William a olhou de cima a baixo. Em sua frente estava o maior milagre do universo, na opinião dele.

"Isso implicaria em acreditar em Deus? Milagres vão ser milagres, mesmo que eu deixe de acreditar... Mas eu não tenho certeza se Deus existe. As vezes eu tento falar com ele, mas não sei se sou ouvido..." respondeu William, fugindo do olhar de Alessandra. Ele sabia muito bem que ela acreditava em Deus. Ela não pareceu contrariada, e disse algo que ficou na mente de William mais tempo que ele gostaria de aceitar:

"Eu não acredito que Deus exista!" disse ela sem nenhum pudor.

"Então... Por que você confessa ele?"

"Um Deus que existe não é Deus, é criatura.
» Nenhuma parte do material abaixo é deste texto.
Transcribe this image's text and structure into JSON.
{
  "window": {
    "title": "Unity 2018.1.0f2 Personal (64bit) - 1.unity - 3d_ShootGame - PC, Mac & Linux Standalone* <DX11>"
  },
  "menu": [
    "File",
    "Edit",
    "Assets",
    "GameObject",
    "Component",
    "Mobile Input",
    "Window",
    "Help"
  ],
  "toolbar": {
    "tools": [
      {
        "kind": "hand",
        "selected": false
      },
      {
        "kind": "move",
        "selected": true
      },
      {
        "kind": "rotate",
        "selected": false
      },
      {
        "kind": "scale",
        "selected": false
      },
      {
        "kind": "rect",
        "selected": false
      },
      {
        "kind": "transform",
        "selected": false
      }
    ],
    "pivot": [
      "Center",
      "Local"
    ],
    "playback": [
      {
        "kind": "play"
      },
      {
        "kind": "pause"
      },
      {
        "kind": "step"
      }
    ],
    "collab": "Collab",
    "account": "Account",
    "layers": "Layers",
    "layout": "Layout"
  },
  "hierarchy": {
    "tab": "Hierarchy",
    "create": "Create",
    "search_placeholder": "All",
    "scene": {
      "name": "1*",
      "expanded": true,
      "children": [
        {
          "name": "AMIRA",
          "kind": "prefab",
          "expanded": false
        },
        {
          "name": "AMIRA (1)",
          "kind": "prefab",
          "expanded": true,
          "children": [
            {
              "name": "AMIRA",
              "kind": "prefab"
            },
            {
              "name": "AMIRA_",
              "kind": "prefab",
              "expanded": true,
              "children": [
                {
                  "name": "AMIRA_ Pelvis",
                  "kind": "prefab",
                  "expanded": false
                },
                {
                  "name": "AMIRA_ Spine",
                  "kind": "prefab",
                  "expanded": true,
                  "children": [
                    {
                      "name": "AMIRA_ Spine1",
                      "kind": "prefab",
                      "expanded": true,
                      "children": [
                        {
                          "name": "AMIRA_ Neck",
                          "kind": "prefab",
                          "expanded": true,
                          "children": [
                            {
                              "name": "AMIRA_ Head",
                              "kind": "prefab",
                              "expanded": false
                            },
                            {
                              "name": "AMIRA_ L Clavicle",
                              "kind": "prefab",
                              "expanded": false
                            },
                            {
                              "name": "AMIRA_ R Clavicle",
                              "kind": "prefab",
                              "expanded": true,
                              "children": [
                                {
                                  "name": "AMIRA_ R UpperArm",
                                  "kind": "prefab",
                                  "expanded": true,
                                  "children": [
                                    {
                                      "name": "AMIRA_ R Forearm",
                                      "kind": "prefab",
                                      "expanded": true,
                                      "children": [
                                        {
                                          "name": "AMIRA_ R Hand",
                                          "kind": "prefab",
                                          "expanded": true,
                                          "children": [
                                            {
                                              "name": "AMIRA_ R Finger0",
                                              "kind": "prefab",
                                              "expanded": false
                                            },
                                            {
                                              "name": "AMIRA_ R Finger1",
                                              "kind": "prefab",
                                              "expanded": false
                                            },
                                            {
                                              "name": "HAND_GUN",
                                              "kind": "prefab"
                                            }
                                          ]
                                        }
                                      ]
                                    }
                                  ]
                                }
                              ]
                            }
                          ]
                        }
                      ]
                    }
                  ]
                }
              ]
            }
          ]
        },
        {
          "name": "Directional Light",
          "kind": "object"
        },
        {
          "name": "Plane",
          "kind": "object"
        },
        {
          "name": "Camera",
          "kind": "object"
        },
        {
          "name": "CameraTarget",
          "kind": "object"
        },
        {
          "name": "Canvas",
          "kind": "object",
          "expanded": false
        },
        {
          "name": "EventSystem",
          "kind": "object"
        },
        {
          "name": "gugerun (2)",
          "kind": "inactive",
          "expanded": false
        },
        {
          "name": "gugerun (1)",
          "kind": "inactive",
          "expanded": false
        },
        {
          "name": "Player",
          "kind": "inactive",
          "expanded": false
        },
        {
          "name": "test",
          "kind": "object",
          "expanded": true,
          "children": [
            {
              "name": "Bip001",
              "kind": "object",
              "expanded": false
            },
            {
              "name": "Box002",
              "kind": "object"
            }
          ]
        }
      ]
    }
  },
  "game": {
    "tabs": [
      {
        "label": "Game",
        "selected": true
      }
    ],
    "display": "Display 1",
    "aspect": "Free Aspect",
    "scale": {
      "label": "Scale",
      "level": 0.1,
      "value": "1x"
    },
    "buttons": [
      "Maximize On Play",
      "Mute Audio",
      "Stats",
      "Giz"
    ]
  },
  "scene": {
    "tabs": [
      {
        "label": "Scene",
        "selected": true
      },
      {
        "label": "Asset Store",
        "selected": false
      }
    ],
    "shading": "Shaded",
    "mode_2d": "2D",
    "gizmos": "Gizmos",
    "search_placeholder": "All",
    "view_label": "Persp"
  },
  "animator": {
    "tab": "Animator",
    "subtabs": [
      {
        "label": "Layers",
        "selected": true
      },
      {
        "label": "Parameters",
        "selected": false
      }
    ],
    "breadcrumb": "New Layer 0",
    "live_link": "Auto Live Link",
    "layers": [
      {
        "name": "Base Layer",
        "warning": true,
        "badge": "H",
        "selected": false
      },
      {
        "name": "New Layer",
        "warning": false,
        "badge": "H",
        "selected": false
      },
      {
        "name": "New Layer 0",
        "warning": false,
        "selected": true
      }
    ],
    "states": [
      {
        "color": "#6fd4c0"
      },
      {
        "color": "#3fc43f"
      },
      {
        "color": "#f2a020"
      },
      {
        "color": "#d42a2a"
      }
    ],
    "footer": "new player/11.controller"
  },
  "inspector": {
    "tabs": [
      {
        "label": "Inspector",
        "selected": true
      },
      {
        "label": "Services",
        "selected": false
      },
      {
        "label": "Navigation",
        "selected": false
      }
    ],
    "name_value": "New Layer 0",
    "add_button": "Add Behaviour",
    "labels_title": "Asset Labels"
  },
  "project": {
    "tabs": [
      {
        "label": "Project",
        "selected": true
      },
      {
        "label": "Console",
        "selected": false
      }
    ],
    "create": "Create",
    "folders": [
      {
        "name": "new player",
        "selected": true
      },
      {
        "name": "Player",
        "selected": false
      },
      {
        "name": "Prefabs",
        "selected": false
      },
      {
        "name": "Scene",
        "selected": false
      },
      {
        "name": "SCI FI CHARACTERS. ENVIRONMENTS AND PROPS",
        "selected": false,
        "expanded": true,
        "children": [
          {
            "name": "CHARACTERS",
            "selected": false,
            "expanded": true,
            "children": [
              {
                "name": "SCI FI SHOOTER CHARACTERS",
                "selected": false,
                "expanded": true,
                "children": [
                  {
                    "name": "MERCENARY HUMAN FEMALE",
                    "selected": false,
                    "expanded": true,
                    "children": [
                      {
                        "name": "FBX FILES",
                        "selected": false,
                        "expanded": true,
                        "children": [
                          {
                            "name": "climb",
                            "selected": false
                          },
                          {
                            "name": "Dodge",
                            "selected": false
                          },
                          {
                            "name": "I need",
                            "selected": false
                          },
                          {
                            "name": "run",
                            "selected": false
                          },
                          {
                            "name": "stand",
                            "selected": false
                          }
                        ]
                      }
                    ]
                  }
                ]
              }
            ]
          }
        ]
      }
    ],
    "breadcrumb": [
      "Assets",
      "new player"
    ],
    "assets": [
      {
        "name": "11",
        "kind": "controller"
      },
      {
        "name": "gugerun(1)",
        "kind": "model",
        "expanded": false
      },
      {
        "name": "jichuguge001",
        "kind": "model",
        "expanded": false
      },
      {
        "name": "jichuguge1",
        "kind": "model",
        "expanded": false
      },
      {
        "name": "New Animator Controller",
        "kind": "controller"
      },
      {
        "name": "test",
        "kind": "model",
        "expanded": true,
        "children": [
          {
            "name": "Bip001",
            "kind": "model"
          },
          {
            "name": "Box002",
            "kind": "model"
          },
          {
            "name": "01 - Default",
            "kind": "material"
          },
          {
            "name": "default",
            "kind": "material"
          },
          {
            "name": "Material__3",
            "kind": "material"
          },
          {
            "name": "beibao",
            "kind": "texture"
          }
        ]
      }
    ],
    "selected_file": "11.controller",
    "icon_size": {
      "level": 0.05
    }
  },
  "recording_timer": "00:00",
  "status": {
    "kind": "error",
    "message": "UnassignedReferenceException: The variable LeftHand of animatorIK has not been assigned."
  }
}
Aquilo que transcende a existência espaço-temporal é. Deus é. É nisso que acredito." ela respondeu com um sorrisinho no rosto. William achou a resposta super interessante, mas ficou se perguntando onde ela havia inventado aquilo.

"Interessante, mas para tal afirmação você precisaria dos conceitos de relatividade geral de Eistein e um pouco das multidimensões. Onde exatamente a sua ideia de Deus se estabelece nisso?"

"Fácil, Deus não está alheio a tempo nem espaço e nem em dimensão alguma. As mecânicas divinas são espirituais, e não existe designação científica para isso, senão a transcendência. Se para a ciência não é designável e na filosofia é mera especulação, logo ele é inexplicável. É por si próprio. Tudo existe nele e sem ele, nada do que existe se fez."

"É loucura" respondeu William, "acreditar no inacreditável?"

"Você chegou a onde eu queria. Isso se chama fé. Loucura para uns, sabedoria para outros." respondeu Alessandra se referindo a um texto de Romanos.

"Por que você acredita nele?"

"É uma ótima pergunta... É porque ele salvou minha vida. Você não chegou a conhecer minha avó, mas ela tinha Alzheimer. Muito preocupada com tudo, a família não deu um suporte muito grande. Acabei cuidando dela, já que ela cuidou de mim desde que meus pais morreram quando eu tinha apenas cinco anos de idade. Quando ela se foi, eu não sabia o que fazer mais da minha vida. Eu não tinha como me sustentar. Foi aí que abri o livro dos salmos, numa noite em que quase tentei me matar. Deus falou comigo. Desde então tenho me relacionado com ele e aprendido muitas coisas a seu respeito. Para mim não é loucura... É minha esperança..."

William não entendeu a onde ela queria chegar. Era como se faltasse uma peça do quebra cabeça, por que ela dizia essas coisas? Mal sabia William que Alessandra estava plantando nele o que mais tarde viria ser uma resposta para todas as coisas.

Alessandra tornou a perguntar a respeito do universo, das estrelas e da vida.